Ferie indennizzate se il dirigente non è «autonomo»
Solo i dirigenti apicali non possono reclamare l'indennità per le ferie non godute.
Con la sentenza 2000/2017, la Corte di cassazione ha confermato il principio secondo cui solo il dirigente effettivamente titolare del potere di attribuirsi il periodo di ferie, senza alcuna ingerenza del datore di lavoro, non ha diritto alla relativa indennità sostitutiva nel caso in cui non eserciti tale potere e non fruisca quindi del periodo di riposo.
Nel caso specifico i ricorrenti erano dei dirigenti medici di primo livello che operavano in una azienda ospedaliera e che hanno rivendicato il pagamento delle ferie non fruite nel corso dei precedenti anni. Il datore di lavoro ha obiettato che il contratto collettivo dei dirigenti medici dispone la monetizzazione dei periodi di riposo solo nel caso in cui essi risultino non fruiti per esigenze di servizio o per cause indipendenti dalla volontà del dirigente.
La Corte, confermando il proprio orientamento, ha ritenuto che questa clausola del contratto collettivo debba essere interpretata in modo conforme al principio costituzionale dell'irrinunciabilità delle ferie e quindi che la medesima disposizione debba applicarsi solo nei confronti dei dirigenti medici effettivamente titolari del potere di attribuirsi il periodo di ferie senza ingerenze da parte del datore di lavoro.
Nel caso specifico, invece, i ricorrenti erano in posizione sottordinata a quella dei dirigenti di secondo livello e alla direzione sanitaria della struttura ospedaliera e, per tale motivo, a essi la Corte ha riconosciuto il diritto a rivendicare l'indennità per le ferie non godute.
Nella medesima occasione la Cassazione ha altresì chiarito che per l'attribuzione dell'indennità è sufficiente provare il mancato godimento dei riposi, senza la necessità di allegare di aver sofferto un particolare danno e provarne l'entità.
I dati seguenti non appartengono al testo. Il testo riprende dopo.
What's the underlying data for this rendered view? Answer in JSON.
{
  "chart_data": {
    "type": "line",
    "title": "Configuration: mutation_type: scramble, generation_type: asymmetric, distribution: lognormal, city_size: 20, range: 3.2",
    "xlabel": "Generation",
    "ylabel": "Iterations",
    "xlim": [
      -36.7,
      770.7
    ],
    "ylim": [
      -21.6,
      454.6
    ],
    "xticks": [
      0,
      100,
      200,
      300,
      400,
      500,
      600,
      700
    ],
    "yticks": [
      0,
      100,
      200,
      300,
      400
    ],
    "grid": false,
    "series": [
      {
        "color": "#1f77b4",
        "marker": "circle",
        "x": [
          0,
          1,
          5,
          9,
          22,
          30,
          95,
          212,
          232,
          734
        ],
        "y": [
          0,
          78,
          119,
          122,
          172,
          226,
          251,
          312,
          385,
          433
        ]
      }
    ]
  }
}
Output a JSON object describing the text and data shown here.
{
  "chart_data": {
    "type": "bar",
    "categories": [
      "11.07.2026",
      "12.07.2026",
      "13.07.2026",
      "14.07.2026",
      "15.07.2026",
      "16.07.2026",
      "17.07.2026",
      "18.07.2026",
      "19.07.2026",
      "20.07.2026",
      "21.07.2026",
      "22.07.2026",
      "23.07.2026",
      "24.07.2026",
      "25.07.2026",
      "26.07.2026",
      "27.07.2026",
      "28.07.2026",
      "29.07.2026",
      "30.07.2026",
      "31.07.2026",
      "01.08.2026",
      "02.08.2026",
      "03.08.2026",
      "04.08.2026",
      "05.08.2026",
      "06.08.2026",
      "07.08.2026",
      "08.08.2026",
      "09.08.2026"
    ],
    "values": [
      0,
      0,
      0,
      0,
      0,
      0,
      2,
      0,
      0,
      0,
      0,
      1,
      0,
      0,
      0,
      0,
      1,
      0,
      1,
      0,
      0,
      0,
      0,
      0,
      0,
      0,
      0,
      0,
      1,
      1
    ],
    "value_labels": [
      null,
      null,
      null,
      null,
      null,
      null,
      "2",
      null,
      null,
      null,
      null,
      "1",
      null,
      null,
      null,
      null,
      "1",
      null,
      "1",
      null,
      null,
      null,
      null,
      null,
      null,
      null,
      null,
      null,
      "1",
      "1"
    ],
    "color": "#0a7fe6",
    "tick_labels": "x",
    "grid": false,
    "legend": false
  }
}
La questione relativa alla debenza della indennità per ferie non godute, a favore dei lavoratori che decidano la fruizione delle proprie ferie è risalente nel tempo e investe molte realtà aziendali, non solo quelle ospedaliere.
Si è infatti lungamente discusso circa le rispettive responsabilità di datori e lavoratori in merito alla fruizione dei riposi, soppesandone molteplici aspetti: la tutela del diritto alla salute di chi ne è beneficiario, le frequenti difficoltà di pianificare le ferie che derivano da esigenze organizzative e produttive anche repentinamente mutevoli, l'effettiva potestà organizzativa “diffusa” che fa concorrere alla determinazione delle ferie varie voci e spesso viene meno ai propri obbiettivi di fronte alla mancata cooperazione o alle mutevoli preferenze espresse dai dipendenti interessati.
In tale contesto, è significativo che la clausola collettiva esaminata nel caso in commento, che esclude la monetizzazione dei riposi non fruiti dai dirigenti, sia contenuta nel contratto collettivo dei dirigenti medici, ossia in un settore particolarmente complesso e con riferimento a lavoratori particolarmente qualificati e che più di altri sono in grado di apprezzare le esigenze delle realtà ospedaliere in cui operano.
Nel dirimere interessi contrapposti la Suprema corte, con orientamento consolidato, ha ritenuto da un lato che il datore di lavoro abbia il diritto/dovere di determinare il periodo di godimento delle ferie dei dipendenti nell'ambito del proprio potere organizzativo e, dall'altro, che il dirigente che abbia il potere di attribuirsi le ferie senza alcuna ingerenza non possa poi reclamare l'indennità sostitutiva delle ferie non godute. Una soluzione che potrebbe sembrare di troppo rigore, ma che ha il pregio di una chiarezza indubbia.